One late afternoon after work this past week, I walked down the drive to decompress and unkink, and noticed the winged maple seeds scattered across the asphalt and sprinkled on the lawn.
Silver maple whirligigs, falling by the hundreds—thousands—each a seed that will get eaten (by the squirrels), squashed (by my car), or swept up and tossed in the trash (not the compost!). A few may find themselves on soil rich enough to sustain roots and decide to sprout.
I likened the whirling seeds to the many ideas writers sift through for their next writing project, whether a blog post or a short story or a chapter in a longer work. You might reject one after another idea—too silly, too serious, too [fill in the blank]—until you hit on the one that inspires you. Or that idea may need to lie dormant for a while, until the time is right to nurture it into a sapling.
Case in point: For several years, I sat on the first two paragraphs of a story idea. In my mind’s eye, I saw a middle-aged woman, an aging “hippie,” lighting a candle and trying to connect with the spirit of her dead husband. His name was Tommy. Her name was Weejah, pronounced like the Ouija board. That’s all I had for a long while. I would revisit it periodically, hoping the time was right, but I still stared at same two paragraphs.
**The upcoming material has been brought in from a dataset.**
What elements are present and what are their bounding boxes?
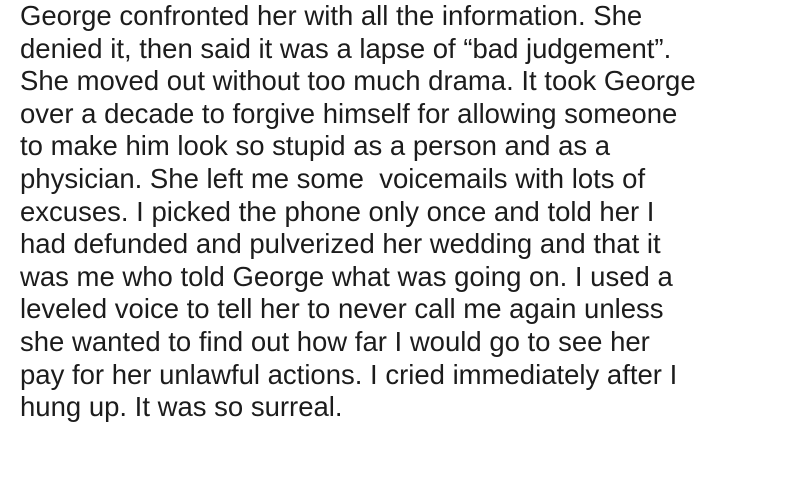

Then, just like that whirligig, the seed of the idea finally began to sprout. On the next revisit, as I saw Weejah sitting in front of the candle, I knew then that she was asking Tommy about a new man in her life, one whom she was considering marrying. The conflict would be with her grown children, who were against the marriage. But then, like a seedling, the story stayed small and incomplete for a while longer.
At last I knew I was ready to write it as a paranormal story. It would be presented in scenes that were tied to a séance: Each time Weejah tried to reach Tommy, whether by herself, with her son and daughter, or with her fiancé, something would happen to make her believe he really was there—communicating across the Great Divide.
After several rewrites, it became Tommy, which made it into the Bethlehem Writers Group’s latest anthology, Untethered.
What seeds of ideas have you returned to again and again, waiting for them to finally put down roots?